The temperatures hit 60 degrees on Sunday, and I had every intention of going for a run to enjoy the unseasonable weather. But something, something about best laid plans quoted from a John Steinbeck book, and I missed my opportunity to run as the day got away from me.

And that's how the Enthusiast outran me last week, after she up and decided to register for the Cleveland Half Marathon next May. Kudos to her.

I have told her now is the time get into a running rhythm before winter hits and enjoy the freedom of the miles before adopting a training plan for the race. You know: do as I say, not as I do.

And my right foot hurts kinda. And no, it's not from running in silly toe shoes. Because I haven't running much at all to merit a running injury. I think I tweaked it getting out of bed one morning last week.

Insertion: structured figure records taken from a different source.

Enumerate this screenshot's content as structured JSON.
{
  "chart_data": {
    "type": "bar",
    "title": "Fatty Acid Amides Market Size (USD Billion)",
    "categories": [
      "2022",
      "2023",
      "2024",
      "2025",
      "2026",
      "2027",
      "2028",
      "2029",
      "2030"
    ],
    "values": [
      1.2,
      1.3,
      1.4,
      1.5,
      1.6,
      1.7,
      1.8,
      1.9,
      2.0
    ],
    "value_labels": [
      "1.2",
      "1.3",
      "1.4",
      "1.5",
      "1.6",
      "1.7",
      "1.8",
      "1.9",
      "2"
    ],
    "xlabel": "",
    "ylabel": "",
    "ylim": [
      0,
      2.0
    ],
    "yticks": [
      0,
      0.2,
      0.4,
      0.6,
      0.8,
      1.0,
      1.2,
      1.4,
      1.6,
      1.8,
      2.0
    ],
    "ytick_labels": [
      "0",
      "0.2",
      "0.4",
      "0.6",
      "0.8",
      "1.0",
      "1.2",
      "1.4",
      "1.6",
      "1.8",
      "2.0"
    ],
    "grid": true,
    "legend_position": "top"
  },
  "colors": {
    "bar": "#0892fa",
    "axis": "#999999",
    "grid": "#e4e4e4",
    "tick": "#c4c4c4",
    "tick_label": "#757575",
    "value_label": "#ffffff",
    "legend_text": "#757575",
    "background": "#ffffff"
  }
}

That should teach me not to get out of bed anymore. But alas, attendance is required if I want to keep my occupation.

I was all excited when I saw that today too is supposed to be unseasonably warm. However, a second ago a roar of thunder drew my attention to the window where I saw it pouring rain. A thunderstorm in November? I'd prefer snow.

Fuck, did I just write that out loud?

3 comments:

Jamoosh said...

I have learned not to berate Mother Nature. Needless to say, you are screwed this winter.

Sun Runner said...

I stepped out of my house this morning and I believe my first words were "What the fuck?" It should not be 60 degrees in November in Michigan.

Heh heh...your fiancée and I will be going head to head in the Cleveland half next May. :)

I ruined my hamstring and my intention to run the Grand Rapids Marathon in an ill-conceived sprint to the finish of a Beer Mile. The most annoying injuries are the ones that have almost nothing to do with actual running.

Finally: it's northeast Ohio. Wait an hour and the weather will change.

Nitmos said...

Screw you guys. I'm lovin' the 60 degree day and wish it would multiply for a week or so. I went 8 miles today and enjoyed every step (and every drop of rain).